This is an exceptional vintage of Les Grands Maréchaux. Strict vineyard management under the advice of consultant winemaker Stéphane Derenoncourt helps bring out this Merlot based wine’s rich mulberry, plum, cedar and incense character. Rounded, dark fruit and fig hints with a touch of chocolate.
Chateau Les Grands Marechaux is best paired with all types of classic meat dishes, veal, pork, beef, lamb, duck, game, roast chicken, roasted, braised and grilled dishes. Chateau Les Grands Marechaux is also good when matched with Asian dishes, rich fish courses like tuna, mushrooms and pasta.
The 53 acre, Chateau Les Grands Marechaux vineyard is planted to 84% Merlot, 9% Cabernet Franc and 7% Cabernet Sauvignon. The terroir is clay, limestone and sandy soils. The average age of the vines is 17 years. To produce the wine, the fruit is whole berry fermented in temperature controlled, stainless steel tanks with a 30-day maceration. Malolactic fermentation is performed in French oak barrels. The wine making and vineyard management of Chateau Les Grands Marechaux is consulted by Stephane Derenoncourt who is well known for working with numerous estates in the Right Bank of Bordeaux. Les Grands Marechaux is another contender for the best value Bordeaux wine produced today.
Etienne Barre and Christophe Reboul Salze bought Chateau Les Grands Marechaux located in the Cotes de Blaye appellation in 1997. However, this is not their only vineyard in the region. They also own Chateau Chateau Gigault, which makes the popular Cuvee Viva. They recently added to their portfolio of Bordeaux value wine producing estates with the purchase of Chateau Belle Coline. Aside from being a Bordeaux winemaker, Christophe Reboul is also well known as a Bordeaux wine negociant with his company, The Wine Merchant.

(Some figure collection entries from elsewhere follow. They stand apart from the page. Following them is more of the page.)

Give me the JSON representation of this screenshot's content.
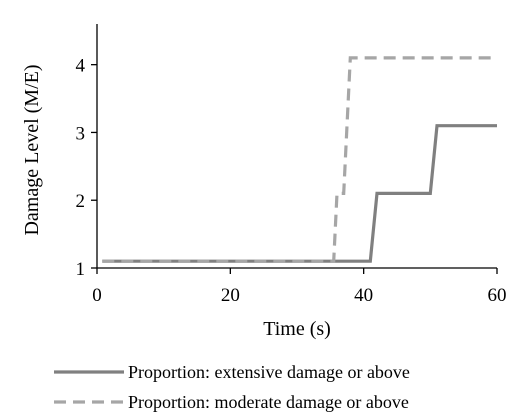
{
  "chart_data": {
    "type": "line",
    "xlabel": "Time (s)",
    "ylabel": "Damage Level (M/E)",
    "xlim": [
      0,
      60
    ],
    "ylim": [
      1,
      4.6
    ],
    "xticks": [
      0,
      20,
      40,
      60
    ],
    "yticks": [
      1,
      2,
      3,
      4
    ],
    "grid": false,
    "legend_position": "bottom",
    "series": [
      {
        "name": "Proportion: extensive damage or above",
        "style": "solid",
        "color": "#808080",
        "x": [
          0.8,
          41,
          42,
          50,
          51,
          60
        ],
        "y": [
          1.1,
          1.1,
          2.1,
          2.1,
          3.1,
          3.1
        ]
      },
      {
        "name": "Proportion: moderate damage or above",
        "style": "dashed",
        "color": "#a6a6a6",
        "x": [
          0.8,
          35.5,
          36,
          37,
          38,
          60
        ],
        "y": [
          1.1,
          1.1,
          2.1,
          2.1,
          4.1,
          4.1
        ]
      }
    ]
  }
}
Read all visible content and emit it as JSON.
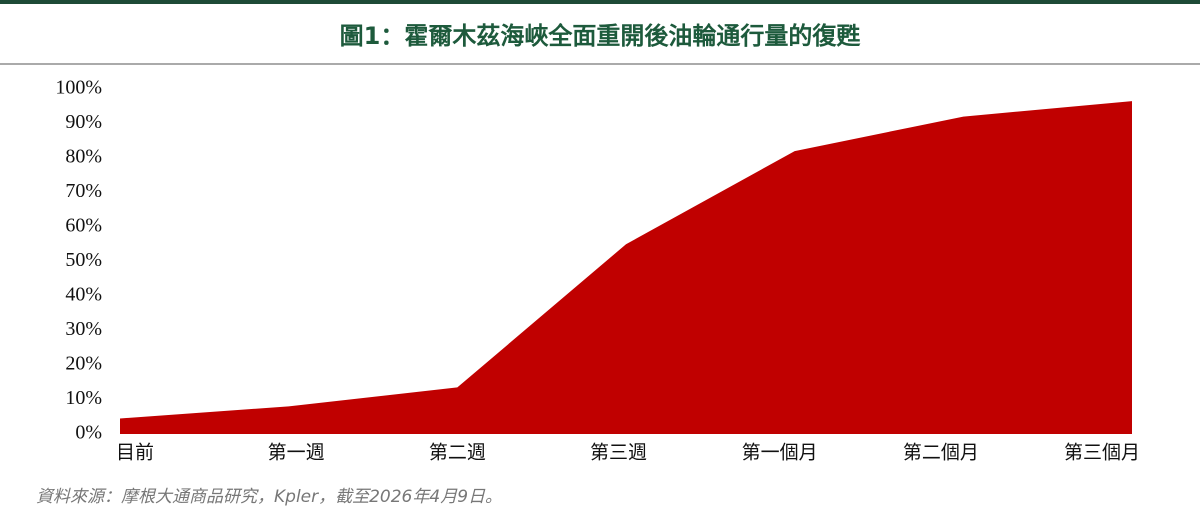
{
  "chart_data": {
    "type": "area",
    "title": "圖1：霍爾木茲海峽全面重開後油輪通行量的復甦",
    "categories": [
      "目前",
      "第一週",
      "第二週",
      "第三週",
      "第一個月",
      "第二個月",
      "第三個月"
    ],
    "values": [
      4.5,
      8,
      13.5,
      55,
      82,
      92,
      96.5
    ],
    "color": "#c00000",
    "ylim": [
      0,
      100
    ],
    "yticks": [
      {
        "value": 0,
        "label": "0%"
      },
      {
        "value": 10,
        "label": "10%"
      },
      {
        "value": 20,
        "label": "20%"
      },
      {
        "value": 30,
        "label": "30%"
      },
      {
        "value": 40,
        "label": "40%"
      },
      {
        "value": 50,
        "label": "50%"
      },
      {
        "value": 60,
        "label": "60%"
      },
      {
        "value": 70,
        "label": "70%"
      },
      {
        "value": 80,
        "label": "80%"
      },
      {
        "value": 90,
        "label": "90%"
      },
      {
        "value": 100,
        "label": "100%"
      }
    ],
    "note": "資料來源：摩根大通商品研究，Kpler，截至2026年4月9日。"
  }
}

In most of France, wines are named by their place of origin and not by the type of grape (with the exception of Alsace). Just like a red Burgundy is by law, always made of Pinot noir, a red Bordeaux is a blended wine composed mainly of Cabernet Sauvignon and Merlot. Depending on the laws of the village from which the grapes come, the conditions of the vintage and decisions of the winemaker, the blend can be further supported by Cabernet Franc, Malbec, Petit Verdot and in rare cases, Carmenere. So popular and repeated has this mix of grape varieties become worldwide, that the term, Bordeaux Blend, refers to a wine blended in this style, regardless of origin.